A Seleção Brasileira, pentacampeã do mundo, aposta agora em uma lenda do futebol europeu para retomar o protagonismo global. Carlo Ancelotti, atualmente técnico do Real Madrid, já tem contrato assinado com a Confederação Brasileira de Futebol (CBF) e assumirá oficialmente o comando da equipe a partir de maio. O acordo é recheado de regalias e mostra o quanto o país está disposto a investir para voltar a conquistar a Copa do Mundo.
Estreia marcada e objetivos definidos

A estreia oficial de Ancelotti à frente da Seleção Brasileira será nos jogos contra Equador (5 de junho) e Paraguai (10 de junho), válidos pelas Eliminatórias da Copa do Mundo de 2026. A convocação dos primeiros jogadores sob seu comando acontecerá no dia 26 de maio, na sede da CBF, no Rio de Janeiro.
O contrato com a entidade vai até o fim do Mundial de 2026, que será disputado nos Estados Unidos, Canadá e México.
Salário de estrela e prêmio milionário
Segundo informações confirmadas pela ESPN, Ancelotti receberá 770 mil euros por mês (cerca de 853 mil dólares), valor mais que o dobro do que recebiam Tite e Dorival Júnior, seus antecessores no cargo.
Além disso, o contrato prevê um bônus extraordinário de 5 milhões de euros caso o técnico conquiste o título da Copa do Mundo — um incentivo que deixa clara a principal missão de sua contratação.

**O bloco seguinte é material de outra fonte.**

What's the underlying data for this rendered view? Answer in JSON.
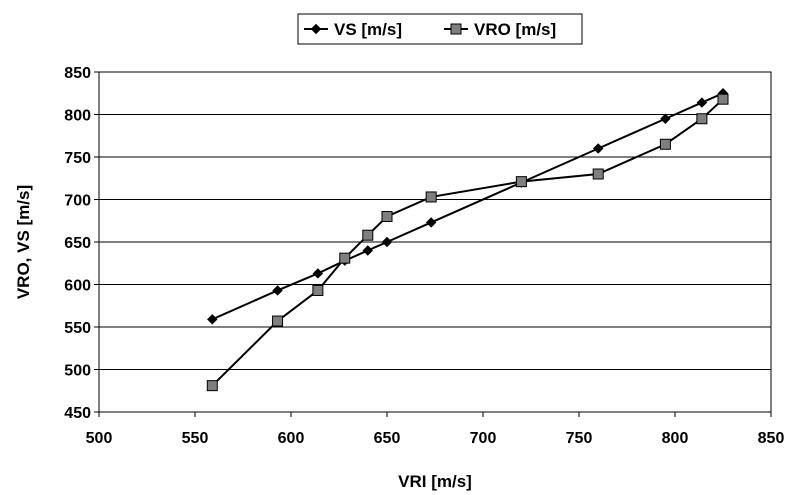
{
  "chart_data": {
    "type": "line",
    "xlabel": "VRI [m/s]",
    "ylabel": "VRO, VS [m/s]",
    "xlim": [
      500,
      850
    ],
    "ylim": [
      450,
      850
    ],
    "x_ticks": [
      500,
      550,
      600,
      650,
      700,
      750,
      800,
      850
    ],
    "y_ticks": [
      450,
      500,
      550,
      600,
      650,
      700,
      750,
      800,
      850
    ],
    "grid": "horizontal",
    "legend_position": "top-center",
    "series": [
      {
        "name": "VS [m/s]",
        "marker": "diamond",
        "color": "#000000",
        "x": [
          559,
          593,
          614,
          628,
          640,
          650,
          673,
          720,
          760,
          795,
          814,
          825
        ],
        "y": [
          559,
          593,
          613,
          628,
          640,
          650,
          673,
          720,
          760,
          795,
          814,
          825
        ]
      },
      {
        "name": "VRO [m/s]",
        "marker": "square",
        "color": "#000000",
        "marker_fill": "#7f7f7f",
        "x": [
          559,
          593,
          614,
          628,
          640,
          650,
          673,
          720,
          760,
          795,
          814,
          825
        ],
        "y": [
          481,
          557,
          593,
          631,
          658,
          680,
          703,
          721,
          730,
          765,
          795,
          818
        ]
      }
    ]
  }
}
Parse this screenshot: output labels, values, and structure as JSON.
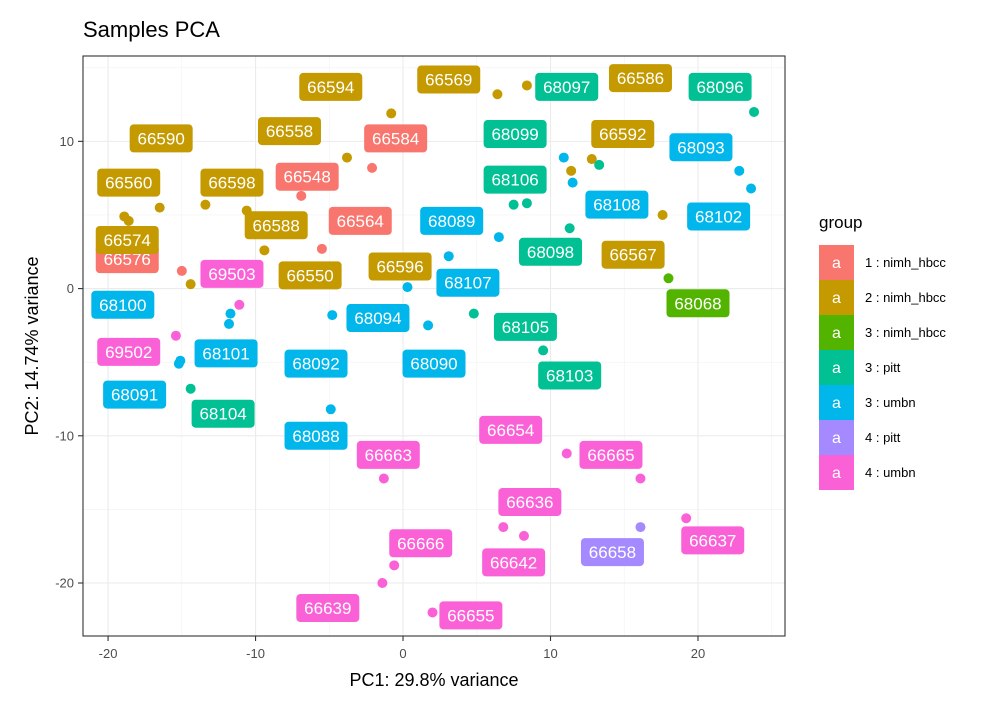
{
  "chart_data": {
    "type": "scatter",
    "title": "Samples PCA",
    "xlabel": "PC1: 29.8% variance",
    "ylabel": "PC2: 14.74% variance",
    "xlim": [
      -21.7,
      25.9
    ],
    "ylim": [
      -23.6,
      15.8
    ],
    "xticks": [
      -20,
      -10,
      0,
      10,
      20
    ],
    "yticks": [
      -20,
      -10,
      0,
      10
    ],
    "xtick_labels": [
      "-20",
      "-10",
      "0",
      "10",
      "20"
    ],
    "ytick_labels": [
      "-20",
      "-10",
      "0",
      "10"
    ],
    "grid": true,
    "legend": {
      "title": "group",
      "position": "right",
      "key_glyph": "a"
    },
    "groups": [
      {
        "name": "1 : nimh_hbcc",
        "color": "#F8766D"
      },
      {
        "name": "2 : nimh_hbcc",
        "color": "#C49A00"
      },
      {
        "name": "3 : nimh_hbcc",
        "color": "#53B400"
      },
      {
        "name": "3 : pitt",
        "color": "#00C094"
      },
      {
        "name": "3 : umbn",
        "color": "#00B6EB"
      },
      {
        "name": "4 : pitt",
        "color": "#A58AFF"
      },
      {
        "name": "4 : umbn",
        "color": "#FB61D7"
      }
    ],
    "points": [
      {
        "label": "66584",
        "group": 0,
        "x": -2.1,
        "y": 8.2,
        "lx": -0.5,
        "ly": 10.2
      },
      {
        "label": "66548",
        "group": 0,
        "x": -6.9,
        "y": 6.3,
        "lx": -6.5,
        "ly": 7.6
      },
      {
        "label": "66564",
        "group": 0,
        "x": -5.5,
        "y": 2.7,
        "lx": -2.9,
        "ly": 4.6
      },
      {
        "label": "66576",
        "group": 0,
        "x": -15.0,
        "y": 1.2,
        "lx": -18.7,
        "ly": 2.0
      },
      {
        "label": "66594",
        "group": 1,
        "x": -0.8,
        "y": 11.9,
        "lx": -4.9,
        "ly": 13.7
      },
      {
        "label": "66569",
        "group": 1,
        "x": 6.4,
        "y": 13.2,
        "lx": 3.1,
        "ly": 14.2
      },
      {
        "label": "66586",
        "group": 1,
        "x": 17.5,
        "y": 14.3,
        "lx": 16.1,
        "ly": 14.3
      },
      {
        "label": "66590",
        "group": 1,
        "x": -18.9,
        "y": 4.9,
        "lx": -16.4,
        "ly": 10.2
      },
      {
        "label": "66558",
        "group": 1,
        "x": -3.8,
        "y": 8.9,
        "lx": -7.7,
        "ly": 10.7
      },
      {
        "label": "66592",
        "group": 1,
        "x": 12.8,
        "y": 8.8,
        "lx": 14.9,
        "ly": 10.5
      },
      {
        "label": "66560",
        "group": 1,
        "x": -16.5,
        "y": 5.5,
        "lx": -18.6,
        "ly": 7.2
      },
      {
        "label": "66598",
        "group": 1,
        "x": -13.4,
        "y": 5.7,
        "lx": -11.6,
        "ly": 7.2
      },
      {
        "label": "66588",
        "group": 1,
        "x": -10.6,
        "y": 5.3,
        "lx": -8.6,
        "ly": 4.3
      },
      {
        "label": "66574",
        "group": 1,
        "x": -18.6,
        "y": 4.6,
        "lx": -18.7,
        "ly": 3.3
      },
      {
        "label": "66550",
        "group": 1,
        "x": -9.4,
        "y": 2.6,
        "lx": -6.3,
        "ly": 0.9
      },
      {
        "label": "66596",
        "group": 1,
        "x": -1.2,
        "y": 1.5,
        "lx": -0.2,
        "ly": 1.5
      },
      {
        "label": "66567",
        "group": 1,
        "x": 17.6,
        "y": 5.0,
        "lx": 15.6,
        "ly": 2.3
      },
      {
        "label": "",
        "group": 1,
        "x": -14.4,
        "y": 0.3,
        "lx": null,
        "ly": null
      },
      {
        "label": "",
        "group": 1,
        "x": 11.4,
        "y": 8.0,
        "lx": null,
        "ly": null
      },
      {
        "label": "",
        "group": 1,
        "x": 8.4,
        "y": 13.8,
        "lx": null,
        "ly": null
      },
      {
        "label": "68068",
        "group": 2,
        "x": 18.0,
        "y": 0.7,
        "lx": 20.0,
        "ly": -1.0
      },
      {
        "label": "68097",
        "group": 3,
        "x": 11.0,
        "y": 13.3,
        "lx": 11.1,
        "ly": 13.7
      },
      {
        "label": "68096",
        "group": 3,
        "x": 23.8,
        "y": 12.0,
        "lx": 21.5,
        "ly": 13.7
      },
      {
        "label": "68099",
        "group": 3,
        "x": 13.3,
        "y": 8.4,
        "lx": 7.6,
        "ly": 10.5
      },
      {
        "label": "68106",
        "group": 3,
        "x": 7.5,
        "y": 5.7,
        "lx": 7.6,
        "ly": 7.4
      },
      {
        "label": "68098",
        "group": 3,
        "x": 11.3,
        "y": 4.1,
        "lx": 10.0,
        "ly": 2.5
      },
      {
        "label": "68105",
        "group": 3,
        "x": 4.8,
        "y": -1.7,
        "lx": 8.3,
        "ly": -2.6
      },
      {
        "label": "68103",
        "group": 3,
        "x": 9.5,
        "y": -4.2,
        "lx": 11.3,
        "ly": -5.9
      },
      {
        "label": "68104",
        "group": 3,
        "x": -14.4,
        "y": -6.8,
        "lx": -12.2,
        "ly": -8.5
      },
      {
        "label": "",
        "group": 3,
        "x": 8.4,
        "y": 5.8,
        "lx": null,
        "ly": null
      },
      {
        "label": "68093",
        "group": 4,
        "x": 22.8,
        "y": 8.0,
        "lx": 20.2,
        "ly": 9.6
      },
      {
        "label": "68102",
        "group": 4,
        "x": 23.6,
        "y": 6.8,
        "lx": 21.4,
        "ly": 4.9
      },
      {
        "label": "68108",
        "group": 4,
        "x": 11.5,
        "y": 7.2,
        "lx": 14.5,
        "ly": 5.7
      },
      {
        "label": "68089",
        "group": 4,
        "x": 6.5,
        "y": 3.5,
        "lx": 3.3,
        "ly": 4.6
      },
      {
        "label": "68107",
        "group": 4,
        "x": 3.1,
        "y": 2.2,
        "lx": 4.4,
        "ly": 0.4
      },
      {
        "label": "68100",
        "group": 4,
        "x": -11.7,
        "y": -1.7,
        "lx": -19.0,
        "ly": -1.1
      },
      {
        "label": "68094",
        "group": 4,
        "x": -4.8,
        "y": -1.8,
        "lx": -1.7,
        "ly": -2.0
      },
      {
        "label": "68101",
        "group": 4,
        "x": -15.1,
        "y": -4.9,
        "lx": -12.0,
        "ly": -4.4
      },
      {
        "label": "68092",
        "group": 4,
        "x": 0.3,
        "y": 0.1,
        "lx": -5.9,
        "ly": -5.1
      },
      {
        "label": "68090",
        "group": 4,
        "x": 1.7,
        "y": -2.5,
        "lx": 2.1,
        "ly": -5.1
      },
      {
        "label": "68091",
        "group": 4,
        "x": -15.2,
        "y": -5.1,
        "lx": -18.2,
        "ly": -7.2
      },
      {
        "label": "68088",
        "group": 4,
        "x": -4.9,
        "y": -8.2,
        "lx": -5.9,
        "ly": -10.0
      },
      {
        "label": "",
        "group": 4,
        "x": -11.8,
        "y": -2.4,
        "lx": null,
        "ly": null
      },
      {
        "label": "",
        "group": 4,
        "x": 10.9,
        "y": 8.9,
        "lx": null,
        "ly": null
      },
      {
        "label": "66658",
        "group": 5,
        "x": 16.1,
        "y": -16.2,
        "lx": 14.2,
        "ly": -17.9
      },
      {
        "label": "69503",
        "group": 6,
        "x": -11.1,
        "y": -1.1,
        "lx": -11.6,
        "ly": 1.0
      },
      {
        "label": "69502",
        "group": 6,
        "x": -15.4,
        "y": -3.2,
        "lx": -18.6,
        "ly": -4.3
      },
      {
        "label": "66663",
        "group": 6,
        "x": -1.3,
        "y": -12.9,
        "lx": -1.0,
        "ly": -11.3
      },
      {
        "label": "66654",
        "group": 6,
        "x": 11.1,
        "y": -11.2,
        "lx": 7.3,
        "ly": -9.6
      },
      {
        "label": "66665",
        "group": 6,
        "x": 16.1,
        "y": -12.9,
        "lx": 14.1,
        "ly": -11.3
      },
      {
        "label": "66636",
        "group": 6,
        "x": 6.8,
        "y": -16.2,
        "lx": 8.6,
        "ly": -14.5
      },
      {
        "label": "66666",
        "group": 6,
        "x": -0.6,
        "y": -18.8,
        "lx": 1.2,
        "ly": -17.3
      },
      {
        "label": "66642",
        "group": 6,
        "x": 8.2,
        "y": -16.8,
        "lx": 7.5,
        "ly": -18.6
      },
      {
        "label": "66637",
        "group": 6,
        "x": 19.2,
        "y": -15.6,
        "lx": 21.0,
        "ly": -17.1
      },
      {
        "label": "66639",
        "group": 6,
        "x": -1.4,
        "y": -20.0,
        "lx": -5.1,
        "ly": -21.7
      },
      {
        "label": "66655",
        "group": 6,
        "x": 2.0,
        "y": -22.0,
        "lx": 4.6,
        "ly": -22.2
      }
    ]
  }
}
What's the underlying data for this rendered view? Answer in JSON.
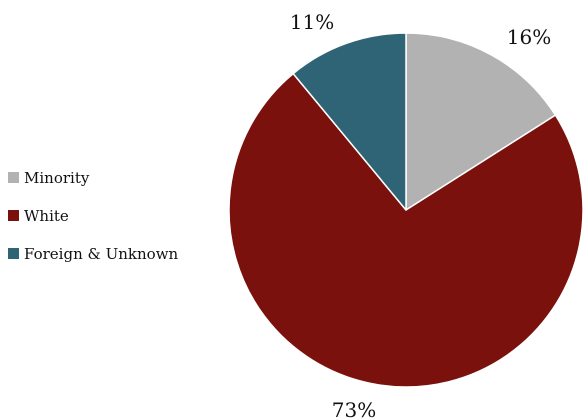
{
  "chart_data": {
    "type": "pie",
    "title": "",
    "categories": [
      "Minority",
      "White",
      "Foreign & Unknown"
    ],
    "values": [
      16,
      73,
      11
    ],
    "labels": [
      "16%",
      "73%",
      "11%"
    ],
    "colors": [
      "#b2b2b2",
      "#7a110d",
      "#2e6476"
    ],
    "legend_position": "left",
    "start_angle": "12 o'clock",
    "direction": "clockwise"
  }
}
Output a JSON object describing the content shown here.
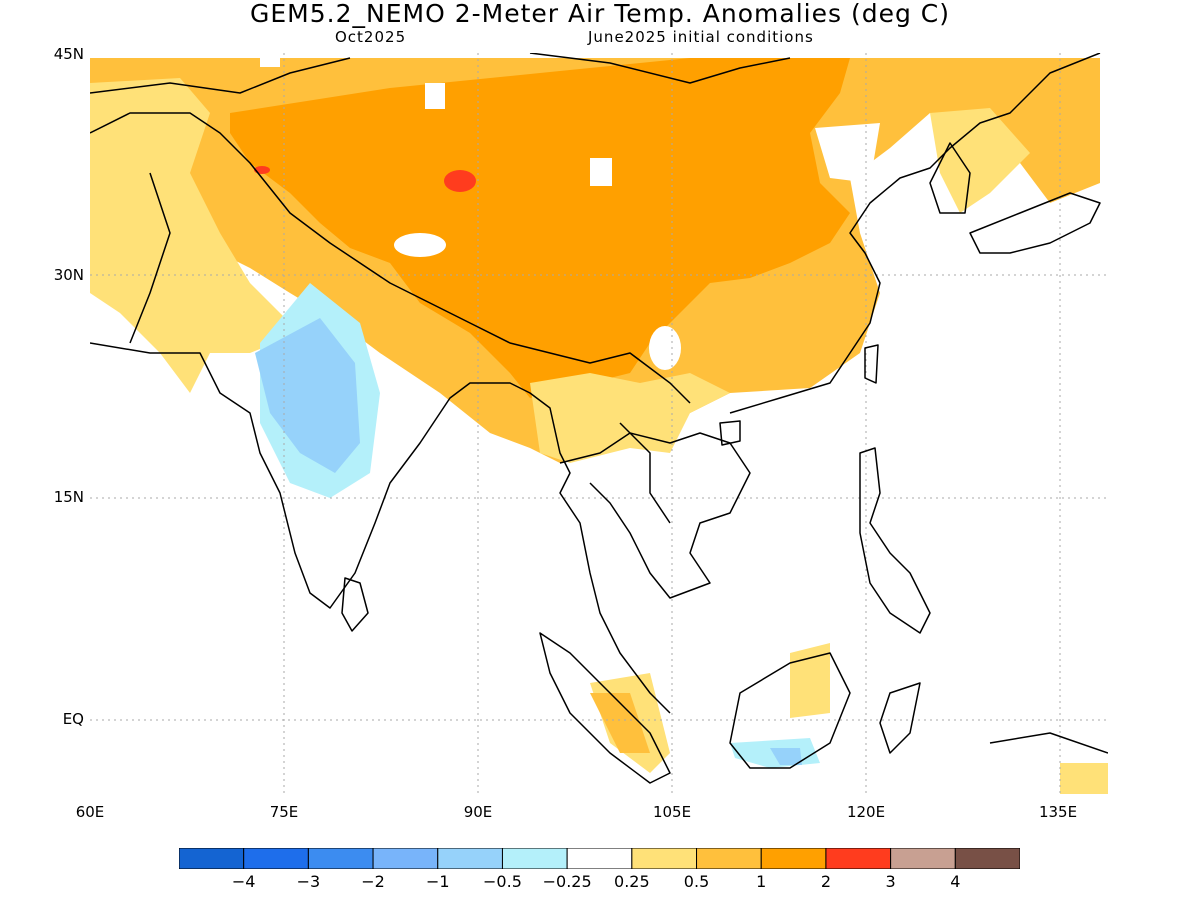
{
  "header": {
    "title": "GEM5.2_NEMO 2-Meter Air Temp. Anomalies (deg C)",
    "valid_month": "Oct2025",
    "initial_conditions": "June2025 initial conditions"
  },
  "axes": {
    "lat_labels": [
      "45N",
      "30N",
      "15N",
      "EQ"
    ],
    "lon_labels": [
      "60E",
      "75E",
      "90E",
      "105E",
      "120E",
      "135E"
    ]
  },
  "colorbar": {
    "colors": [
      "#1464d2",
      "#1e6eeb",
      "#3c8cf0",
      "#78b4fa",
      "#96d2fa",
      "#b4f0fa",
      "#ffffff",
      "#ffe178",
      "#ffc03c",
      "#ffa000",
      "#ff3c1e",
      "#c8a092",
      "#785046"
    ],
    "labels": [
      "-4",
      "-3",
      "-2",
      "-1",
      "-0.5",
      "-0.25",
      "0.25",
      "0.5",
      "1",
      "2",
      "3",
      "4"
    ]
  },
  "map_colors": {
    "land_outline": "#000000",
    "grid": "#aaaaaa"
  }
}
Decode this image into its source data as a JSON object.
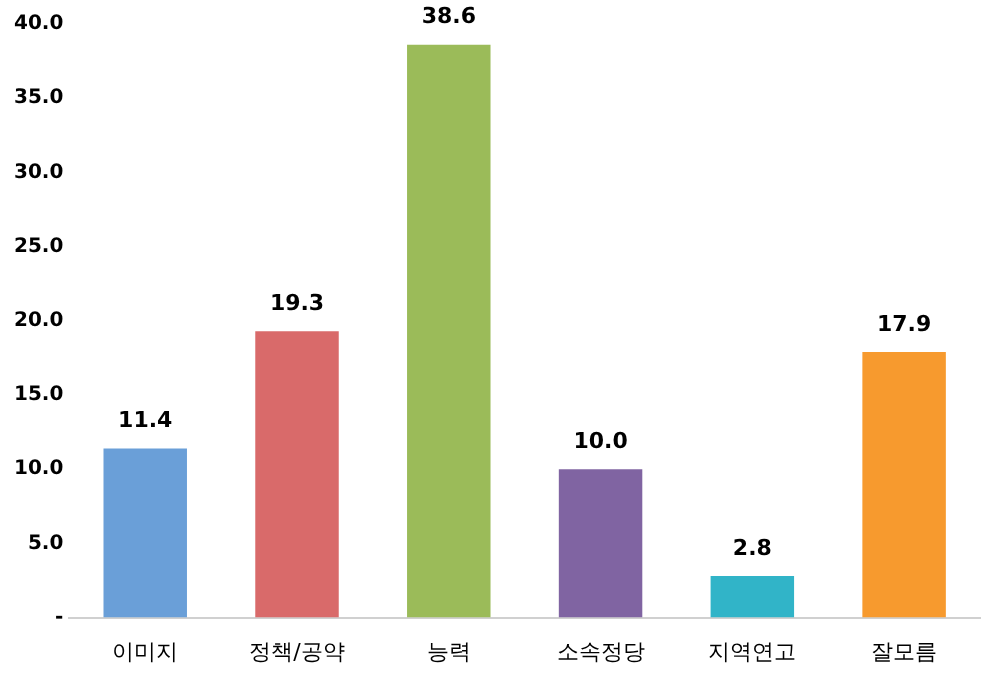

Jato particular à disposição
Outro detalhe curioso do acordo é o transporte: ao invés de receber passagens para se deslocar entre a América do Sul e a Europa, como é comum entre treinadores de seleções, Ancelotti terá um avião particular à disposição, podendo cruzar o Atlântico sempre que desejar — seja para visitar jogadores, familiares ou cumprir compromissos profissionais.
Reforço internacional no comando técnico
Além de Ancelotti, é esperado que três ou quatro membros da comissão técnica também venham para o Brasil. Ainda não há confirmação se Davide Ancelotti, filho e assistente do treinador no Real Madrid, fará parte da equipe.
Com essa estrutura, a CBF pretende oferecer ao novo comandante todas as condições de trabalho necessárias para recolocar a seleção no topo.
Um técnico histórico para uma seleção histórica

O presidente da CBF, Ednaldo Rodrigues, destacou que Carlo Ancelotti “é o melhor treinador da história” e que agora está à frente da “melhor equipe do planeta”. A contratação foi descrita como um recado claro ao mundo do futebol: o Brasil quer voltar ao lugar mais alto do pódio.
Ancelotti será apenas o quarto estrangeiro a comandar a Seleção Brasileira e o primeiro desde 1965. Antes dele, apenas o uruguaio Ramón Platero (1925), o português Joreca (1944) e o argentino Filpo Núñez (1965) tiveram essa oportunidade.
O Brasil em busca de estabilidade
Desde a saída de Tite após a eliminação no Mundial do Catar em 2022, a Seleção teve uma sequência de técnicos interinos — como Ramón Menezes, Fernando Diniz e Dorival Júnior — sem resultados expressivos. Dorival, inclusive, foi demitido após a goleada por 4 a 1 sofrida contra a Argentina em março deste ano.
Atualmente, o Brasil ocupa a quarta posição nas Eliminatórias Sul-Americanas, com 21 pontos, seis a mais que a Venezuela, que está fora da zona de classificação direta. A Argentina lidera com 31 pontos, seguida por Equador e Uruguai.